Пожалели и стали к Рыжову милостивее. На Руси все православные знают, что кто Библию прочитал и «до Христа дочитался», с того резонных поступков строго спрашивать нельзя; но зато этакие люди что юродивые, — они чудесят, а никому не вредны, и их не боятся. Впрочем, чтобы быть еще обеспеченнее насчет странного исправления Рыжова «по касающему», отец протопоп преподал городничему мудрый, но жестокий совет, — чтобы женить Александра Афанасьевича.
— Женатый человек, — развивал протопоп, — хотя и «до Христа дочитается», но ему свою честность соблюсти трудно: жена его начнет нажигать и не тем, так другим манером так доймет, что он ей уступит и всю Библию из головы выпустит, а станет к дарам приимчив и начальству предан.
Городничему совет пришел по мыслям, и он заказал Александру Афанасьевичу, чтобы тот как знает, а непременно женился, потому что холостые люди на политичных должностях ненадежны.
— Как хочешь, — говорит, — брат, а ты мне в рассуждении всего хорош, но в рассуждении одного не годишься.
— Почему?
— Холостой.
— Что же в том за укоризна?
— В том укоризна, что можешь что-нибудь вероломное сделать и сбежать в чужую губернию. Тебе ведь теперь что? — схватил свою бибель да и весь тут.
— Весь тут.
— Вот это и неблагонадежно.
— А разве женатый благонадежнее?
— И сравненья нет; из женатого я, — говорит, — хоть веревку вей, он все стерпит, потому что он птенцов заведет, да и бабу пожалеет, а холостой сам что птица, — ему доверить нельзя. Так вот — либо уходи, либо женись.
Загадочный чудак, выслушав такое рассуждение, нимало не смутился и отвечал:
— Что же, — и женитьба вещь добрая, она от бога показана: если требуется — я женюсь.
— Но только ты руби дерево по себе.
— По себе вырублю.
— И выбирай поскорее.
— Да у меня уже выбрана: надо только сходить посмотреть, не взяли ли ее другие.
Городничий над ним посмеялся:
— Ишь ты, — говорит, — греховодник, — будто за ним и греха никогда не водится, а он себе уже и жену высмотрел.
— Где грехам не водиться! — отвечал Александр Афанасьевич, — полон сосуд мерзости, а только невесту я еще не сватал, но действительно на примете имею и прошу позволения сходить на нее взглянуть.

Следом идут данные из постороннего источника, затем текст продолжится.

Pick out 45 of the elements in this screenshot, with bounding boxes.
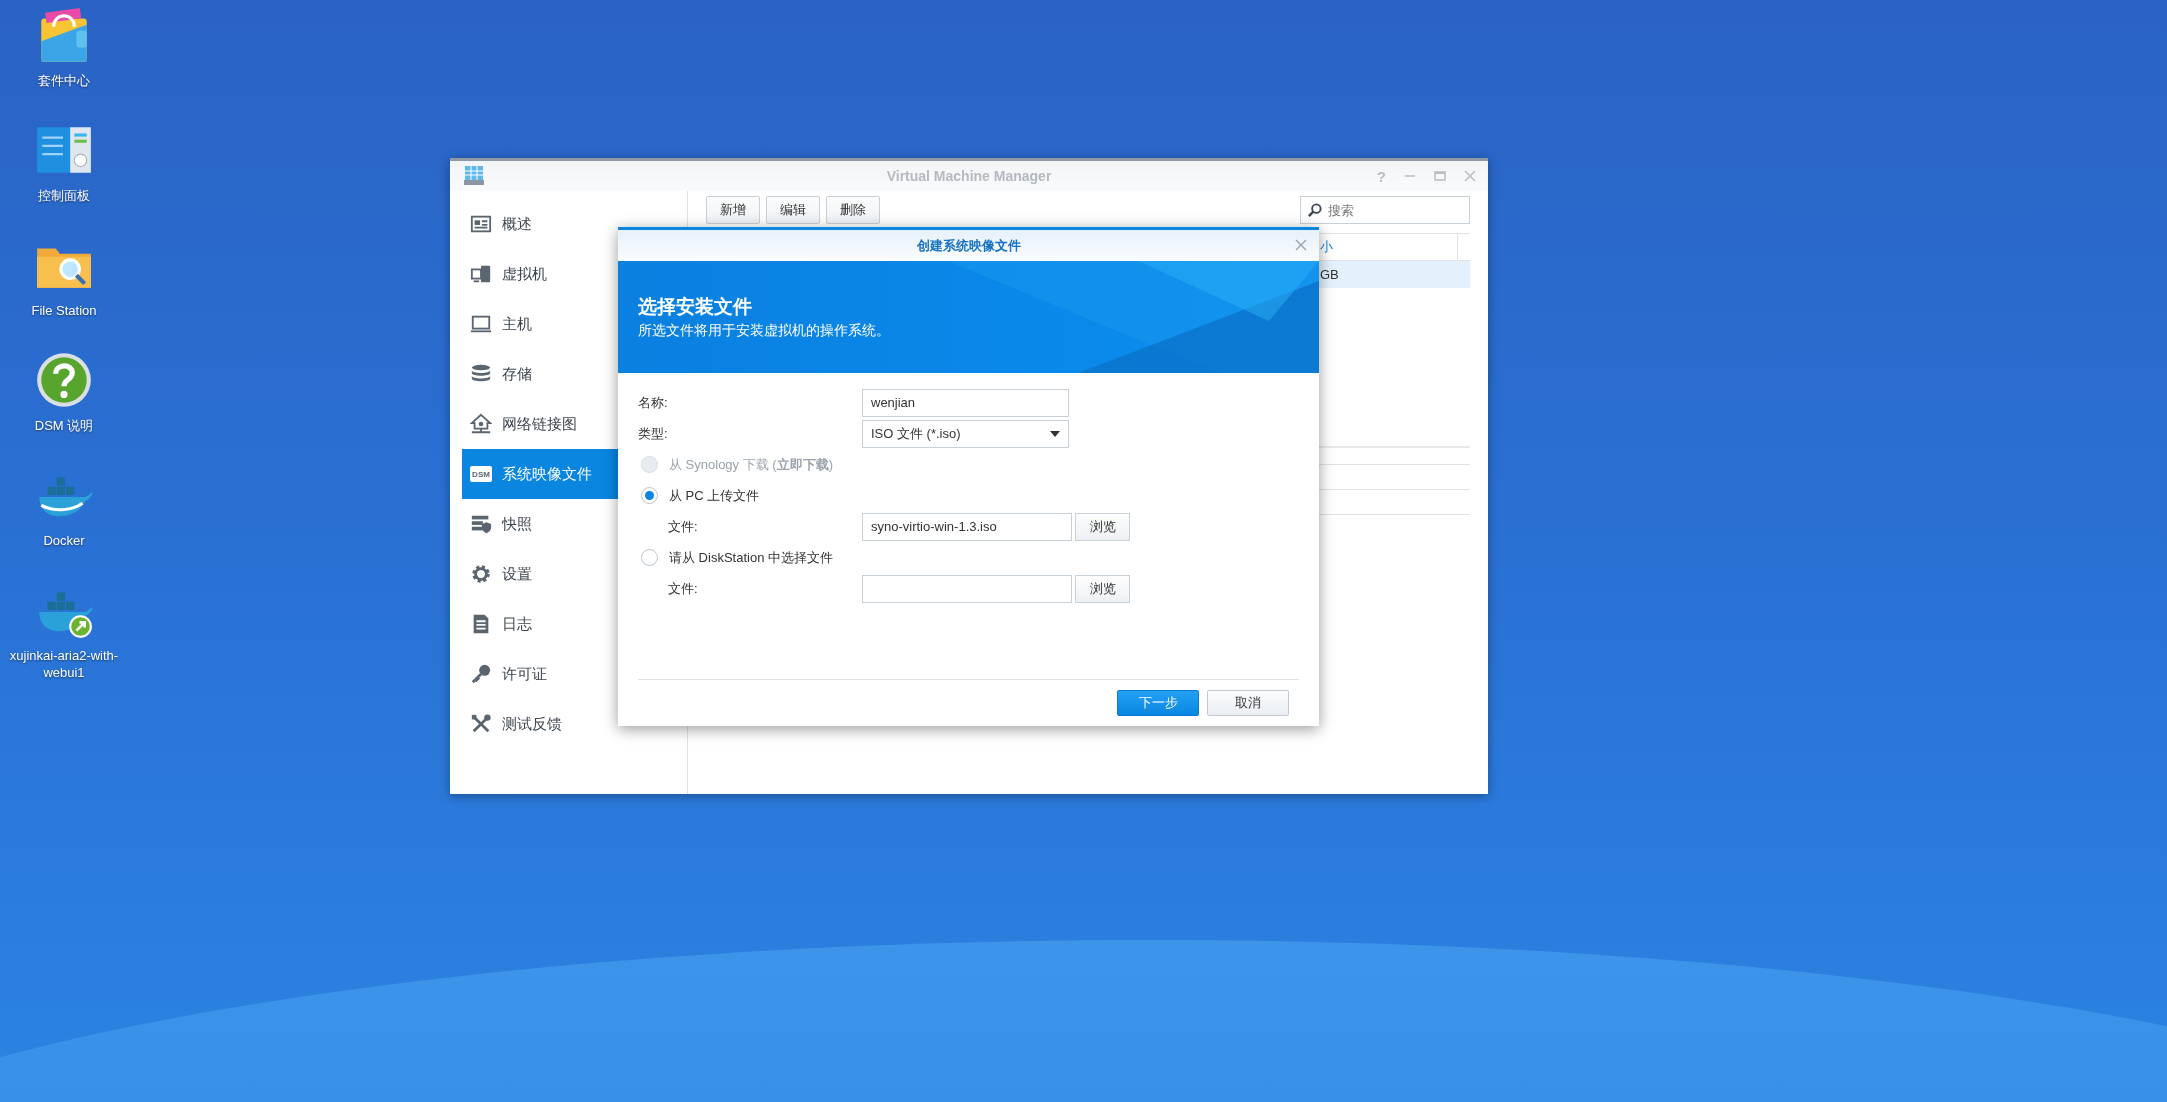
desktop-icon-label[interactable]: xujinkai-aria2-with-webui1 — [0, 647, 128, 681]
sidebar-item[interactable]: 概述 — [462, 199, 687, 249]
desktop-icon-label[interactable]: File Station — [0, 302, 128, 319]
toolbar-button[interactable]: 编辑 — [766, 196, 820, 224]
browse-button[interactable]: 浏览 — [1075, 512, 1130, 541]
sidebar-item[interactable]: 日志 — [462, 599, 687, 649]
file-input[interactable] — [862, 574, 1072, 603]
radio-button[interactable] — [641, 549, 658, 566]
table-cell-text: GB — [1319, 267, 1340, 282]
radio-button[interactable] — [641, 487, 658, 504]
name-input[interactable]: wenjian — [862, 388, 1069, 417]
id-card-icon — [470, 213, 492, 235]
server-icon — [462, 164, 486, 188]
dsm-badge-icon: DSM — [470, 466, 492, 482]
tools-icon — [470, 713, 492, 735]
sidebar-item[interactable]: 测试反馈 — [462, 699, 687, 749]
type-dropdown[interactable]: ISO 文件 (*.iso) — [862, 419, 1069, 448]
field-label: 名称: — [638, 393, 669, 412]
search-field[interactable]: 搜索 — [1300, 196, 1470, 224]
desktop-icon-label[interactable]: Docker — [0, 532, 128, 549]
caret-icon — [1050, 430, 1060, 437]
field-label: 文件: — [668, 517, 699, 536]
desktop-icon-label[interactable]: DSM 说明 — [0, 417, 128, 434]
window-title: Virtual Machine Manager — [886, 168, 1052, 184]
dialog-heading: 选择安装文件 — [638, 295, 753, 319]
close-icon[interactable] — [1295, 239, 1307, 251]
browse-button[interactable]: 浏览 — [1075, 574, 1130, 603]
shield-stack-icon — [470, 513, 492, 535]
file-input[interactable]: syno-virtio-win-1.3.iso — [862, 512, 1072, 541]
key-icon — [470, 663, 492, 685]
gear-icon — [470, 563, 492, 585]
radio-label: 请从 DiskStation 中选择文件 — [669, 548, 833, 567]
dialog-subtitle: 所选文件将用于安装虚拟机的操作系统。 — [638, 322, 891, 340]
dialog-button[interactable]: 取消 — [1207, 690, 1289, 716]
desktop-icon-label[interactable]: 控制面板 — [0, 187, 128, 204]
devices-icon — [470, 263, 492, 285]
field-label: 文件: — [668, 579, 699, 598]
house-network-icon — [470, 413, 492, 435]
sidebar-item[interactable]: 许可证 — [462, 649, 687, 699]
toolbar-button[interactable]: 新增 — [706, 196, 760, 224]
desktop-icon-label[interactable]: 套件中心 — [0, 72, 128, 89]
field-label: 类型: — [638, 424, 669, 443]
laptop-icon — [470, 313, 492, 335]
dialog-title: 创建系统映像文件 — [916, 236, 1021, 255]
toolbar-button[interactable]: 删除 — [826, 196, 880, 224]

— А где она у тебя, — не здешняя, верно, — дальняя?
— Да так, и не здешняя и не дальняя, — у ручья при болотце живет.
Городничий еще посмеялся, отпустил Рыжова и, заинтересованный, ждет: когда его чудак вернется и что скажет?
Глава шестая
Рыжов действительно срубил дерево по себе: через неделю он привел в город жену — ражую, белую, румяную, с добрыми карими глазами и с покорностью в каждом шаге и движении. Одета она была по-крестьянски, и шли оба супруга друг за другом, неся на плечах коромысло, на котором висела подвязанная холщовым концом расписная лубочная коробья с приданым.
Бывалые торговые люди сразу узнали в этой особе дочь старой бабы Козлихи, что жила в одинокой избушке у ручья над болотом и слыла злою колдуньею. Все думали, что Рыжов взял себе колдуньину девку в работницы.
Это отчасти так и было, но только Рыжов, прежде чем привести эту работницу домой, — перевенчался с нею. Супружеская жизнь обходилась ему ничуть не дороже холостой; напротив, теперь ему стало даже выгоднее, потому что он, приведя в дом жену, тотчас же отпустил батрачку, которой много ли, мало ли, а все-таки платил рубль медью в месяц. С этих пор медный рубль был у него в кармане, а хозяйство пошло лучше; здоровые руки его жены никогда не были праздны: она себе и пряла и ткала, да еще оказалась мастерицею валять чулки и огородничать. Словом, жена его была простая досужая крестьянская женщина, верная и покорная, с которою библейский чудак мог жить по-библейски, и рассказать о ней, кроме сказанного, нечего.
Обращение с женою у Александра Афанасьевича было самое простое, но своеобразное: он ей говорил «ты», а она ему «вы»; он звал ее «баба», а она его Александр Афанасьевич; она ему служила, а он был ее господин; когда он с нею заговаривал, она отвечала, — когда он молчал, она не смела спрашивать. За столом он сидел, а она подавала, но ложе у них было общее, и, вероятно, это было причиною, что у них появился плод супружества. Плод был один-единственный сын, которого «баба» выкормила, а в воспитание его не вмешивалась.